I have to admit that since then, the underdog WineLog seems to have closed the gap considerably, and maybe even pushed ahead. While Cork’d attracted a lot of the web design/blog crowd who enjoyed the work of designers/programmers Dan Cederholm and Dan Benjamin, there seem to be fewer, well, wine people there, and I find the site harder to actually use, especially when searching for wines. I still think the biggest challenge involved in making sites like these useful is formatting the information consistently and weeding out redundancies. Which is why I still generally use Cellar Tracker over the upstarts. But it’s fun to keep track of how these projects are developing.

Jesus Land

It seems that I’ve been immersing myself in stories about toxic Christianity lately. Julia Scheeres’ memoir of growing up with her adopted black brother David in a hellish “Christian” home hasn’t made me feel any better about the evangelical subculture. In fact, I am beginning to wonder if Christianity itself might be broken beyond repair. Though a harrowing read, the book is a beautiful testament to the power of hope and love (and the corrosive power of twisted faith). Scheeres and I are around the same age (and even attended the same college), and I found myself nodding in recognition of some of the trappings of Christian life in the 1980s: Keith Green, Sandi Patti, Petra, the mistrust of anything “secular”, the obsession of our youth leaders with sexual immorality and especially abortion. The difference is that I spent my teens in a safe, happy place, and Julia spent hers in a tyrannical Christian reform school in the Dominican Republic. Julia and David cling to each other during this time and her descriptions of both the horrors of the school’s “Program” and her rare moments of freedom with her beloved brother are written in the immediacy of the present-tense, like a teenager’s diary. This is powerful stuff, and by the end, I was amazed at her and her brother’s resilience. With the traditional safe places of family and church twisted into abusive prisons, her relationship with David is a lifeline for both of them.

At times I was shaking my head in disbelief, but on her website, she includes supporting documents from Escuela Caribe, the reform school she was sent to by her parents after a little too much teenaged rebellion. And she links to a site for “survivors” of the school’s regime, which may bring some much-needed catharis and hopefully shut Escuela Caribe down and other places like it. Yes, incredibly, the school is still operating. I’m happy and amazed that Julia has been able to make a life for herself as a writer, and a good one. She is happily married and has just had a baby girl, and though her faith has been completely shattered, I know that her daughter will receive a far more “Christian” upbringing than she ever did. In these days when the rise of the Christian Right seems to have caught us all by surprise, it’s good to see that these dark undercurrents have been there all along.

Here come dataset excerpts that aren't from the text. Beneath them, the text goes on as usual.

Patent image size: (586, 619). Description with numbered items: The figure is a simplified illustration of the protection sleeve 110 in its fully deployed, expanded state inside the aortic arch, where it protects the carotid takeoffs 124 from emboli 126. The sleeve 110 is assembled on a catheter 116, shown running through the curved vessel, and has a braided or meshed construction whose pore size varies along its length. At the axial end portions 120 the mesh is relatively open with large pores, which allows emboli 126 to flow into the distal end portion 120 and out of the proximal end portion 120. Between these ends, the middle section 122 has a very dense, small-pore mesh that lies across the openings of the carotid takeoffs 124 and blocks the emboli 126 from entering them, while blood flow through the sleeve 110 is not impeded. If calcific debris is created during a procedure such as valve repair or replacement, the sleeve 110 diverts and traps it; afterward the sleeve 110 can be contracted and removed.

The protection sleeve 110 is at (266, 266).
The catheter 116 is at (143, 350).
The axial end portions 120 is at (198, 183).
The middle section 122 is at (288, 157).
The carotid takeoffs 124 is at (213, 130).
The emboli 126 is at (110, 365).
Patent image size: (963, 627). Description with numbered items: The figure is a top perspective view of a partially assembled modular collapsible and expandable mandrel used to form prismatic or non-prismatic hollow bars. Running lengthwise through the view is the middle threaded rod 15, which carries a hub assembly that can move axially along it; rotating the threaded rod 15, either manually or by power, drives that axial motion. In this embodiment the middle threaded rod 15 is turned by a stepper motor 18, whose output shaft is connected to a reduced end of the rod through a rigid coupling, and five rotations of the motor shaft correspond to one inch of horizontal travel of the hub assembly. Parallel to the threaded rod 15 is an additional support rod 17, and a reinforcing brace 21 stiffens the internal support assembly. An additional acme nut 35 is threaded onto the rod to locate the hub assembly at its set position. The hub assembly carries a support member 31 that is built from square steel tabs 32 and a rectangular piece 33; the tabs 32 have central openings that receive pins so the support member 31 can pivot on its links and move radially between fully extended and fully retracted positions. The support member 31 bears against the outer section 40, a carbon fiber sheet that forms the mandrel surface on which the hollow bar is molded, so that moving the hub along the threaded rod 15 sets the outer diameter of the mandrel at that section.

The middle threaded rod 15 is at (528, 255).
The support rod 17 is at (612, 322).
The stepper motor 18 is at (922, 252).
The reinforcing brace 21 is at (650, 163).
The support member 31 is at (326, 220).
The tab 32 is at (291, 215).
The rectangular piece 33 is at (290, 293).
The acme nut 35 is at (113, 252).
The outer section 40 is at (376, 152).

In more happy fun religion news, next month’s Doc Soup screening will be Jonestown: The Life and Death of Peoples Temple. Another story of religious madness in the Caribbean jungle. Can’t wait.
😉

Consolation Champ!

Buy Consolation Champ - The Invitational

In a bizarre case of art imitating life imitating art, or something, there is now actually a BAND called Consolation Champ! I wonder if they left off the “s” since they couldn’t get this domain name? Most of you know that the name of this site was one of a number of hypothetical band names I tossed around for most of the 80s and 90s, and so I’m actually sort of proud that there is now a bunch of guys out there (in Minneapolis, actually) who are making music under the (slightly-different) name. Rock on, guys and good luck! Go and check out their CD.

I realize that some of you poor typists might have already found this out, actually.

UPDATE: I just checked their MySpace page and it appears that they might be playing SXSW this year. WEIRD! If they are, I think I might just NEED to see them. So strange.